The court disapproved of Singh recanting his allegation that Congress was behind the illegal tapping of his phones. "In this case, very strange things have happened," Justices Singhvi and Ganguly said as they told Singh not to treat filing of writ petition in the court "as a game of chess".
"Litigants must come to court with clean hands," said Justice Ganguly, writing the 46-page stinging judgment. The bench also rebuked Reliance Infocom, the service provider which tapped the phones on the basis of a forged authorisation letter, for failing to verify the interception order.
The bench also addressed the growing concern about illegal phone interceptions and said, "The central government must, therefore, frame certain statutory guidelines in this regard to prevent interception of telephone conversations on unauthorised communication, as has been done in this case."
The court said Singh's going back on his allegation that Congress was behind the illegal tapping of his phones, his admission that his petition was on information given by accused Anurag Singh who is facing trial for forging the letter for interception, and his concealment of fact that that he was aware of the police probe into illegal tapping, knocked the bottom out of his case.
The bench said the petitioner had failed to discharge "the burden of the song in the writ petition" that Congress acted out of political vendetta and exercised its influence on Delhi Police to intercept the telephone lines of Opposition leaders including Singh's.
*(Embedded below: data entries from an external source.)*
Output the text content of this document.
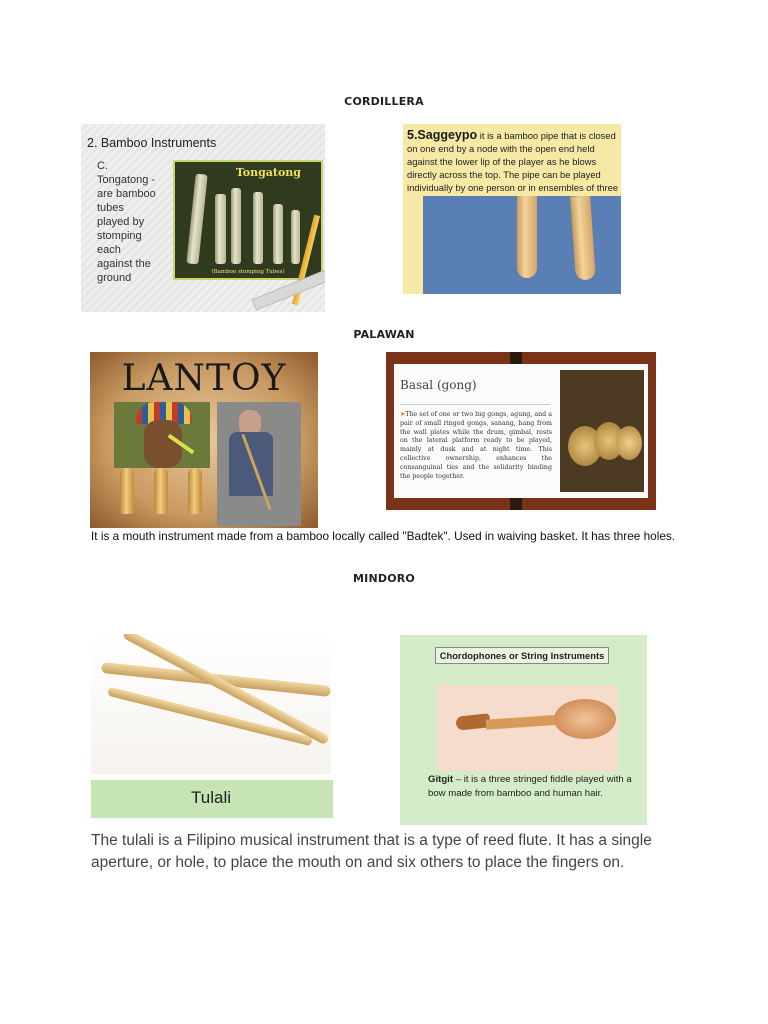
CORDILLERA
2. Bamboo Instruments
C.
Tongatong -
are bamboo
tubes
played by
stomping
each
against the
ground
Tongatong
(Bamboo stomping Tubes)
5.Saggeypo it is a bamboo pipe that is closed on one end by a node with the open end held against the lower lip of the player as he blows directly across the top. The pipe can be played individually by one person or in ensembles of three
PALAWAN
LANTOY	Basal (gong)
➤The set of one or two big gongs, agung, and a pair of small ringed gongs, sanang, hang from the wall plates while the drum, gimbal, rests on the lateral platform ready to be played, mainly at dusk and at night time. This collective ownership, enhances the consanguinal ties and the solidarity binding the people together.
It is a mouth instrument made from a bamboo locally called "Badtek". Used in waiving basket. It has three holes.
MINDORO
Tulali
Chordophones or String Instruments
Gitgit – it is a three stringed fiddle played with a bow made from bamboo and human hair.
The tulali is a Filipino musical instrument that is a type of reed flute. It has a single aperture, or hole, to place the mouth on and six others to place the fingers on.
"When the matter came up for contested hearing, he suddenly withdraws his allegations against Congress party and feels satisfied with the investigation of the police in connection with the aforesaid case of forgery and also states that the same Anurag Singh edited and tampered certain conversations of the petitioner," the bench said.
"The court wants to make it clear that an action at law is not a game of chess. A litigant who comes to court and invokes its writ jurisdiction must come with clean hands. He cannot prevaricate and take inconsistent positions," the bench added.
Singh's tapped conversations dates to a period when he, as the closest confidant of Mulayam Singh Yadav, then the chief minister of UP and leader of a 39-strong SP group in Lok Sabha, was seen as powerful. As the head of the Uttar Pradesh Investment Council -- a body that comprised some of the top-notch corporates of India -- Singh had a formal role in facilitating investments in the country's largest state. The tapes cover the full spectrum of interests the SP discard is identified with -- from politics, movie stars, industrialists, bureaucrats and important media personalities.
On the tapes, he comes off as a man who could open the right doors in UP, play the peacemaker between feuding corporates as well as being Mulayam Singh's chief troubleshooter. In short, somebody who needed to be engaged and humoured.
The Rajya Sabha MP had sought continuation of the gag order on publication of his "tapped" conversations on the ground that the disclosure of illegal intercepts would breach his privacy.
Noted lawyer Prashant Bhushan opposed the argument that the conversations were a personal matter, arguing that the conversations brought out "wheeling-dealing" among people's representatives and corporate houses which the public was entitled to know.
On Tuesday, Bhushan, who has accused Singh of fabricating a CD to malign him and his father, former Union law minister Shanti Bhushan, welcomed the SC order, saying that it would, like Niira Radia tapes, give insight into the nexus between politicians and corporates.